In reply to: Bruce Momjian (#7)

Re: pgsql: Remove "fmgr.h" include in cube contrib --- caused crash on a Ge

Excerpts from Bruce Momjian's message of vie sep 02 12:20:50 -0300 2011:

The only other idea I have is to try the attached patch which changes
the offsetof() call to mention a struct field name, and not the first
element of the field. However, I see other uses of accessing the
element of a struct field, so I might be wrong here.

I wonder if this would be the right time to start using the
FLEXIBLE_ARRAY_MEMBER stuff in contrib/cube. Note pg_config.h.in says

/* Define to nothing if C supports flexible array members, and to 1 if it does
not. That way, with a declaration like `struct s { int n; double
d[FLEXIBLE_ARRAY_MEMBER]; };', the struct hack can be used with pre-C99
compilers. When computing the size of such an object, don't use 'sizeof
(struct s)' as it overestimates the size. Use 'offsetof (struct s, d)'
instead. Don't use 'offsetof (struct s, d[0])', as this doesn't work with
MSVC and with C++ compilers. */
#undef FLEXIBLE_ARRAY_MEMBER

--
Álvaro Herrera <alvherre@commandprompt.com>
The PostgreSQL Company - Command Prompt, Inc.
PostgreSQL Replication, Consulting, Custom Development, 24x7 support

Tom Lane

tgl@sss.pgh.pa.us

over 14 years ago

In reply to: Alvaro Herrera (#8)

Re: pgsql: Remove "fmgr.h" include in cube contrib --- caused crash on a Ge

Alvaro Herrera <alvherre@commandprompt.com> writes:

I wonder if this would be the right time to start using the
FLEXIBLE_ARRAY_MEMBER stuff in contrib/cube. Note pg_config.h.in says

/* Define to nothing if C supports flexible array members, and to 1 if it does
not. That way, with a declaration like `struct s { int n; double
d[FLEXIBLE_ARRAY_MEMBER]; };', the struct hack can be used with pre-C99
compilers. When computing the size of such an object, don't use 'sizeof
(struct s)' as it overestimates the size. Use 'offsetof (struct s, d)'
instead. Don't use 'offsetof (struct s, d[0])', as this doesn't work with
MSVC and with C++ compilers. */

D'oh ... I bet that last sentence is pointing us at the problem. cube
is using exactly that construct, and for some reason it's crashing.
The most likely explanation for why it's crashing is that the compiler
is trying to dereference NULL instead of successfully reducing
offsetof() to a compile-time constant. It's still not too clear to me
why the inclusion changes cause that, but certainly walsender.h is
pulling in a crapload of other stuff that was not previously included
there ... which connects back to my previous complaints that I think
Bruce was way too aggressive in adding #includes to headers.

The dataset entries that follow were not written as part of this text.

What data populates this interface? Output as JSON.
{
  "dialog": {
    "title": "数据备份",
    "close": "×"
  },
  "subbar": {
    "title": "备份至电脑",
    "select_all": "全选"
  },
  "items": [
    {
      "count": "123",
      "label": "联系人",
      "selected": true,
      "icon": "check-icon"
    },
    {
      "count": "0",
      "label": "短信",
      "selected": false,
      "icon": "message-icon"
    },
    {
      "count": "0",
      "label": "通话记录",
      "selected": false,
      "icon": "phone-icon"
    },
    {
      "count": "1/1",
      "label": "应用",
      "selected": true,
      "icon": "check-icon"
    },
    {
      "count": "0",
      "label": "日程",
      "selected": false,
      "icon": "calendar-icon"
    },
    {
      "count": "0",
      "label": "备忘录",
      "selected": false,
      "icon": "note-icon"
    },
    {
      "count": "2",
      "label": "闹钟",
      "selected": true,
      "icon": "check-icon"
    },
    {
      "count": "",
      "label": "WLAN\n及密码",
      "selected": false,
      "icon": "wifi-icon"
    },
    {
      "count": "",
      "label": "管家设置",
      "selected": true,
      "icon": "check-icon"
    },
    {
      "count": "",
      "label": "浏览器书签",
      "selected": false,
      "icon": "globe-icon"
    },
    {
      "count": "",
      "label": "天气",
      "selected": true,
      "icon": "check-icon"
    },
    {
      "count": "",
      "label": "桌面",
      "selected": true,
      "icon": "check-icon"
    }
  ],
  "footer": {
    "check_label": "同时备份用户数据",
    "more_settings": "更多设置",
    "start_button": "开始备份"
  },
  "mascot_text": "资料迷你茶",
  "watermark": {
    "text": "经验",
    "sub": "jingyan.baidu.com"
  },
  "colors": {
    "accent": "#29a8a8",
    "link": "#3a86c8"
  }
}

Jeremy, could you look at the preprocessor output for cube.c (ie,
use -E instead of -c in the gcc call) and see how the relevant line
of cube_f8_f8 looks in both broken and non-broken cases? What I see
on a Fedora box is

size = __builtin_offsetof (NDBOX, x[0]) +sizeof(double) * 2;

but I'm thinking you might be getting something different.

regards, tom lane

#10

Bruce Momjian

bruce@momjian.us

over 14 years ago

In reply to: Tom Lane (#9)

1 attachment(s)

Re: pgsql: Remove "fmgr.h" include in cube contrib --- caused crash on a Ge

Tom Lane wrote:

Alvaro Herrera <alvherre@commandprompt.com> writes:

I wonder if this would be the right time to start using the
FLEXIBLE_ARRAY_MEMBER stuff in contrib/cube. Note pg_config.h.in says

/* Define to nothing if C supports flexible array members, and to 1 if it does
not. That way, with a declaration like `struct s { int n; double
d[FLEXIBLE_ARRAY_MEMBER]; };', the struct hack can be used with pre-C99
compilers. When computing the size of such an object, don't use 'sizeof
(struct s)' as it overestimates the size. Use 'offsetof (struct s, d)'
instead. Don't use 'offsetof (struct s, d[0])', as this doesn't work with
MSVC and with C++ compilers. */

D'oh ... I bet that last sentence is pointing us at the problem. cube
is using exactly that construct, and for some reason it's crashing.
The most likely explanation for why it's crashing is that the compiler
is trying to dereference NULL instead of successfully reducing
offsetof() to a compile-time constant. It's still not too clear to me
why the inclusion changes cause that, but certainly walsender.h is
pulling in a crapload of other stuff that was not previously included
there ... which connects back to my previous complaints that I think
Bruce was way too aggressive in adding #includes to headers.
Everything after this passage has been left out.